Theresa May will officially step down as the leader of the Conservative Party on Friday but will remain as British Prime Minister until her successor is chosen.

Eleven Conservative members of Parliament  are vying to replace her as party leader and ultimately, Prime Minister. The winner of the contest is expected to be announced on July 22.

The end of May’s time as party leader will come in a private exchange of letters with Charles Walker and Dame Cheryl Gillan, the joint Acting Chairmen of the 1922 Committee of backbench Conservative MPs.

May announced her resignation two weeks ago, saying it was a matter of deep regret that she had been unable to deliver Brexit. She will however remain the acting party leader during the leadership election process.

Mrs. May’s time as leader has been dominated by Brexit, with her party divided over the issue and her eventual failure to get her deal through the British Parliament.

The United Kingdom was originally meant to leave the European Union (EU) on March 29 but the plan was pushed forward to April 12 and eventually October 31.

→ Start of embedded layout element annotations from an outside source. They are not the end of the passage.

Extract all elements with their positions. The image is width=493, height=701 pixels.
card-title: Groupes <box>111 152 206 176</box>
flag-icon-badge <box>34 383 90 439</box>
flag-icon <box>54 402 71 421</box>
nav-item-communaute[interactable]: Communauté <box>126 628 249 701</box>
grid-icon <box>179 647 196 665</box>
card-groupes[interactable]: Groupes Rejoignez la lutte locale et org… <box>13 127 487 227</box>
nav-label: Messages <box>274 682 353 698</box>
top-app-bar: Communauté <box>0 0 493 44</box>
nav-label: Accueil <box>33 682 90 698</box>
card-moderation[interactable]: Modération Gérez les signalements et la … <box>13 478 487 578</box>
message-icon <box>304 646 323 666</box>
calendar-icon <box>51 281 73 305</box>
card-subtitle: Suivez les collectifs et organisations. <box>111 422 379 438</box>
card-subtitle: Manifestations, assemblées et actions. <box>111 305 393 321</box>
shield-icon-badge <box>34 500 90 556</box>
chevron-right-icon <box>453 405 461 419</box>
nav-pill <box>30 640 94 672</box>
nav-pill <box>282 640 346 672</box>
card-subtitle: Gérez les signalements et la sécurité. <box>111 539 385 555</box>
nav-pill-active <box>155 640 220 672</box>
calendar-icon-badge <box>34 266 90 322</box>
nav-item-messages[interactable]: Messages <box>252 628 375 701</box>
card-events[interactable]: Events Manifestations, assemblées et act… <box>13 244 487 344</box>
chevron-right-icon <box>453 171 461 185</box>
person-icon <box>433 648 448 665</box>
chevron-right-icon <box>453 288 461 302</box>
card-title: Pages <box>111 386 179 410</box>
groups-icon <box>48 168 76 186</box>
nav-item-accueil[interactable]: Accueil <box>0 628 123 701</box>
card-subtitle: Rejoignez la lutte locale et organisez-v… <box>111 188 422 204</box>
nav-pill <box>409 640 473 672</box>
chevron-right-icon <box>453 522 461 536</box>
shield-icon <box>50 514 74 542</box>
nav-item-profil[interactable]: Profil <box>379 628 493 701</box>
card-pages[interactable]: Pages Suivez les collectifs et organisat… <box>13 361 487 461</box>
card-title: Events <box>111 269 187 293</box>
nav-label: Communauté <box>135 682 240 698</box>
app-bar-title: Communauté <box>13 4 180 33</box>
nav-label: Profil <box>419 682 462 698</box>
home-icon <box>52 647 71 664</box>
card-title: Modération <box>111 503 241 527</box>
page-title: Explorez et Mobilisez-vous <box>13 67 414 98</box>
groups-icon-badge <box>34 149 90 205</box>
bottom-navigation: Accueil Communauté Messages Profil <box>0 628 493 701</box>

Although the contest for the leadership of the Conservative Party will not officially start until May steps down, the candidates who need eight MPs to back them have already been jostling for the position.

The MPs will vote for their preferred candidates in a series of secret ballots to be held on June 13, 18, 19 and 20 June.

The top two candidates after the first poll will then be put to a vote of members of the wider Conservative Party from June 22, with the winner expected to be announced about four weeks later.

How the next Prime Minister gets a Brexit deal through Parliament and whether they would settle for a no-deal exit have so far been the dominant questions of the campaigns.